Seaford Town, 178 years on…
In a show of determination to maintain and showcase their rich German heritage, hundreds of residents of Seaford Town in Westmoreland turned out last Friday to celebrate their annual homecoming garden party, with representatives of Spruce Up Jamaica and the Tourism Product Development Company (TPDCo).
Organised by the Seaford Town NGO, the event, which residents hope will become a focal point of their community tourism product and cement their status as a heritage tourism site, featured a range of indigenous cuisine including traditional roast pig, shrimp soup as well as art and craft.
According to co-ordinator of Spruce Up Jamaica, Marlene Stephenson-Dalley, the development of the programme will include the refurbishment of the 19th century Sacred Heart rectory, which along with the Sacred Heart Roman Catholic Church and Convent, were declared national heritage sites by the Jamaica Heritage Trust earlier this year.
Dubbed “Seaford Town: A Jamaican German Village”, the project will also see the establishment of a new museum to house the artifacts now on display in the present museum at the Seaford Town All Age School.

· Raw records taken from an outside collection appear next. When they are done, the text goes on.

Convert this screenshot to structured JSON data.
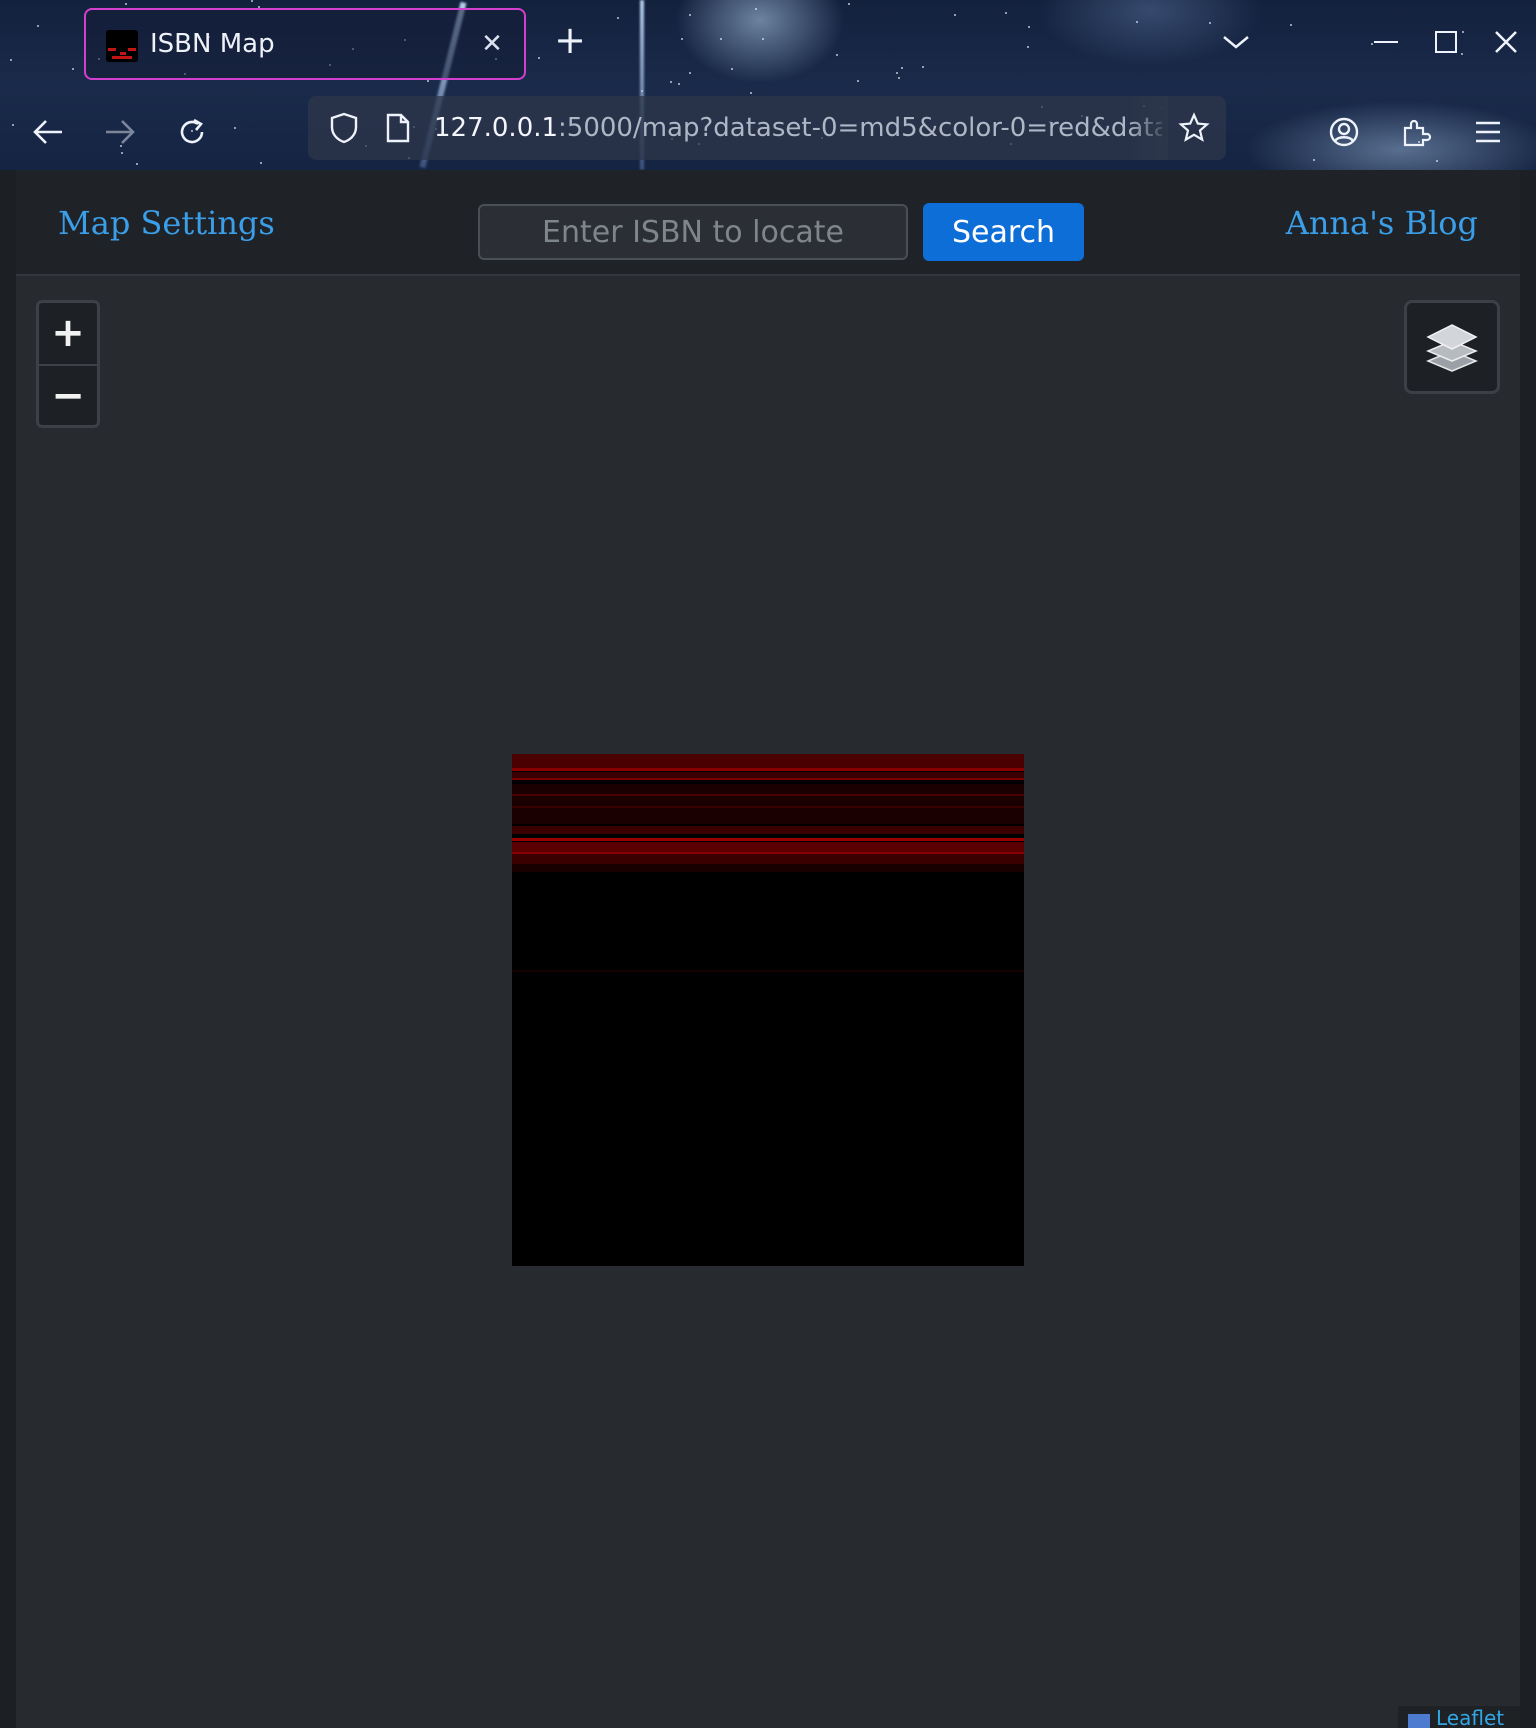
{
  "browser": {
    "tab_title": "ISBN Map",
    "url_host": "127.0.0.1",
    "url_rest": ":5000/map?dataset-0=md5&color-0=red&dataset"
  },
  "header": {
    "map_settings_label": "Map Settings",
    "search_placeholder": "Enter ISBN to locate",
    "search_button_label": "Search",
    "blog_link_label": "Anna's Blog"
  },
  "map": {
    "zoom_in_label": "+",
    "zoom_out_label": "−",
    "attribution": "Leaflet",
    "tile_color": "#c00000",
    "background_color": "#272b30"
  },
  "colors": {
    "link": "#3b9ee8",
    "button": "#0d6ed8",
    "tab_border": "#d43fd0"
  }
}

The community is also hoping to expand its over 100-year-old homecoming garden party into a much more expansive event to lure both local and overseas visitors.
“There is tremendous potential there,” Dalley said. “And we are working with the community to establish and implement the standards they need to make it a successful venture.”
Seaford Town was established following the arrival of the first German settlers to Jamaica in 1835. Like the Chinese and Indians they arrived shortly after slavery to supplement the workforce when planters could not lure the recently freed slaves back to the plantation. They subsequently establish Seaford Town on 500 acres of land, located at the foothills of the Montpelier Mountains, donated to them by Lord Seaford,
then owner of the then Montpelier Estate.
By then scores of the settlers had died or left the island for Canada and the United States when conditions here proved too much for them. In fact they received the land 15 years after they landed in Jamaica and a decade after they were originally promised to receive it.
Few German traits now remain in the community of Germans descendants but the area is still home to a majority of light skinned blue-eyed people, evidence of its rich
cultural diversity.
The museum now displays many artifacts used by generations of German descendants including the contracts, which gave them land a century ago. A registry of the immigrants who arrived in the island in 1835 shows persons between the ages of 20 and 65 with families of up to nine persons. A 1987 census said that 157 caucasian descendants, predominantly of Roman Catholic faith, remained in Seaford Town, At present TPDCo is providing training for residents in the community and helping with capacity building and the development of stated standards for the industry.